Tomar su cruz, es decir aceptar sufrir incluso cuando se es inocente es una dimensión esencial del seguir a Cristo, ser su discípulo. Asimismo es una renuncia a sí mismo y una obediente imitación de Cristo, que tomó su propia cruz por amor a todos los hombres.
Para ser capaces de aceptar la presencia de la cruz – o del sufrimiento – en nuestra vida, como para ser capaces de amar y de dejarnos amar, debemos vencer el miedo. Hay en el ser humano un miedo innato al sufrimiento, así como hay un miedo a amar y a ser amado, al mismo tiempo que el deseo de amar y de ser amado. En realidad, para crecer, tanto humanamente como espiritualmente, tenemos que vencer muchos miedos.

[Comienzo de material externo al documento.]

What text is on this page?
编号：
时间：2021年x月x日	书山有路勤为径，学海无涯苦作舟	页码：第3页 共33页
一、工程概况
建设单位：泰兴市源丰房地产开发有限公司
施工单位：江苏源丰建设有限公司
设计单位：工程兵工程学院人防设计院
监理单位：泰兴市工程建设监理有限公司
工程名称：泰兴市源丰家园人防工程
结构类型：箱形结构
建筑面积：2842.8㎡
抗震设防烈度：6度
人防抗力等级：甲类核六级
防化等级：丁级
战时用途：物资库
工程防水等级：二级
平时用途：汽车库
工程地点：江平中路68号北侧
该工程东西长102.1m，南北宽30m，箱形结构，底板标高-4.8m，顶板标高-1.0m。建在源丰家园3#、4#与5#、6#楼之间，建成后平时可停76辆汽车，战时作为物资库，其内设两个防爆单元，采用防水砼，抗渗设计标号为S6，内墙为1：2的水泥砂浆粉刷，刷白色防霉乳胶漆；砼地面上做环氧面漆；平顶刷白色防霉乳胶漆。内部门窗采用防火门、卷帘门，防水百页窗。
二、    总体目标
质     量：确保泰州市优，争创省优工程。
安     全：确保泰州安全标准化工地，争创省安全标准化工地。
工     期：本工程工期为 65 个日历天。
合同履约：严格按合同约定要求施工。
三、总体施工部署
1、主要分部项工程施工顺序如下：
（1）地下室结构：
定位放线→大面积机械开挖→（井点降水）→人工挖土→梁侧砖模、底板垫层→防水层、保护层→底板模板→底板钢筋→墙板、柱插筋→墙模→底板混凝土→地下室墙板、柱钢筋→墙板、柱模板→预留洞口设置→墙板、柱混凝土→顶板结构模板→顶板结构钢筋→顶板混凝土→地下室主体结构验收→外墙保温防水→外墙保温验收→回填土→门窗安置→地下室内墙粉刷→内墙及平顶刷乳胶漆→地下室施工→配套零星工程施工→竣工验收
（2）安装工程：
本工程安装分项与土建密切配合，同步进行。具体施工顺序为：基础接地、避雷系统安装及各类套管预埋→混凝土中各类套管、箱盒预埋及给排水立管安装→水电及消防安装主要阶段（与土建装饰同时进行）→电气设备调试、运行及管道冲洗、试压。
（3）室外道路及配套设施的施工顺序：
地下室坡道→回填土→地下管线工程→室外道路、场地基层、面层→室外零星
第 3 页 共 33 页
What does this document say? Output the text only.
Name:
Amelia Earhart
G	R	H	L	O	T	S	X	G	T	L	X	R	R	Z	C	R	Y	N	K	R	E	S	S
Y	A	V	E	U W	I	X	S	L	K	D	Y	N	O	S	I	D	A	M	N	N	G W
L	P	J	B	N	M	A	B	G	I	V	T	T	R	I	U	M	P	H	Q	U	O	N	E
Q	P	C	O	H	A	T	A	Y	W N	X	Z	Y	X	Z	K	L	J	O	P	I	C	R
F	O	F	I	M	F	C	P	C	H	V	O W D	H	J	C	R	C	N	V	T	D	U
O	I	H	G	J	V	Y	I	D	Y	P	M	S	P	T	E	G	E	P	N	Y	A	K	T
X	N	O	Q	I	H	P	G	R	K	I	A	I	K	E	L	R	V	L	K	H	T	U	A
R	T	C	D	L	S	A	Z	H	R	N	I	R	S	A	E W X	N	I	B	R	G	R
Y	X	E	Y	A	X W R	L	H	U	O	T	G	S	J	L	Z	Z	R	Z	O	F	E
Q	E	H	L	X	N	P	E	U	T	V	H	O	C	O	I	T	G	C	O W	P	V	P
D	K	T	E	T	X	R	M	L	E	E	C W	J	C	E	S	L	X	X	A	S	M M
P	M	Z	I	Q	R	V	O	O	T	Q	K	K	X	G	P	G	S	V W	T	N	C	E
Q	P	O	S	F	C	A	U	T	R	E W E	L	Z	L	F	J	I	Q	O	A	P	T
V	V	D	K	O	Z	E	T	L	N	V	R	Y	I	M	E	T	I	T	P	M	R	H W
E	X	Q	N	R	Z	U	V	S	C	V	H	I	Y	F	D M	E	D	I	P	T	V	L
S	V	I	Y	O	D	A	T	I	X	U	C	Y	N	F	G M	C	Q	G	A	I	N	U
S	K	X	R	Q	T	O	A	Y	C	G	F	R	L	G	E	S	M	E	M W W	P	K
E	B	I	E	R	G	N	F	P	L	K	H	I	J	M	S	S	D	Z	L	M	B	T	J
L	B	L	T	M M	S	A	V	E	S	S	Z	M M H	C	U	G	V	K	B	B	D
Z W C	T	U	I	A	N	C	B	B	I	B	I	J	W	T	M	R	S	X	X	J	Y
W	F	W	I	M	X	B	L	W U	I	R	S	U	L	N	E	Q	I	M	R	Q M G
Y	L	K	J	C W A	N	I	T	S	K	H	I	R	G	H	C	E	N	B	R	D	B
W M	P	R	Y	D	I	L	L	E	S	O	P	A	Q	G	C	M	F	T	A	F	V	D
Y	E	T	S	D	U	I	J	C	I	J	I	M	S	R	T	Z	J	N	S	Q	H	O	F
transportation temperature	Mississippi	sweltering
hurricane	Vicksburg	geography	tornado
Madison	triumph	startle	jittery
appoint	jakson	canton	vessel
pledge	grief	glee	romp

En primer lugar nos tenemos que deshacer de los miedos que provienen de nuestra infancia y que nos hemos traído quizá con nosotros en nuestra vida de adultos – esos miedos que eran fundados tal vez cuando éramos niños, pero que ahora son completamente irracionales. Entre ellos se encuentra el miedo al sufrimiento, que sin duda nunca es agradable, pero sin el cual no hay vida – ni nacimiento ni crecimiento.
Y después están todos los otros miedos que no nos corresponden, pero que nos son transmitidos: de las personas que nos son queridas y que hacemos fácilmente nuestros; aquellas que son transmitidas por los medios de comunicación y que son utilizados tan fácilmente por los políticos y los demagogos. Miedos a lo económico, miedos políticos, sociales, etc.
Finalmente están nuestros miedos, los que tienen un fundamento en nuestra existencia personal, que están vinculados a las heridas del pasado o a la experiencia de nuestros propios pecados. Es sobre todo de éstos que necesitamos ser liberados – por los que debemos rogar a Dios que nos libre. Ser liberados de nuestros miedos no significa necesariamente hacerlos desaparecer, sino impedir que nos paralicen. Jesús, en el Huerto de los Olivos, ante la proximidad de su descenso supremo en la muerte, fue sometido a angustia hasta el punto de producir sudores de sangre. Es en la plena aceptación del sufrimiento, a pesar de la angustia y el miedo, que ha merecido ser exaltado por su Padre en la gloria eterna, después de haber sido exaltado (= elevado) sobre el madero de la cruz.
«Y yo cuando sea levando de la tierra, atraeré a todos hacia mí». (Juan 12, 32) Entre aquellos y aquellas que Jesús ha atraído a él, de la altura de su cruz, estaba María, su madre. (Celebraremos mañana la memoria de Nuestra Señora de los Dolores). Esta mujer que en efecto no era ajena, ella misma, al sufrimiento y que antaño había cocido el pan cotidiano de su familia, nos ha dado su Hijo como pan de vida. La Eucaristía que celebramos cada día confiere el poder de la cruz de Cristo a todos nuestros sufrimientos cotidianos, pequeños o grandes, como a los sufrimientos de la humanidad, y nos permite así participar igualmente en su exaltación a la derecha del Padre, es decir en su «cruz gloriosa».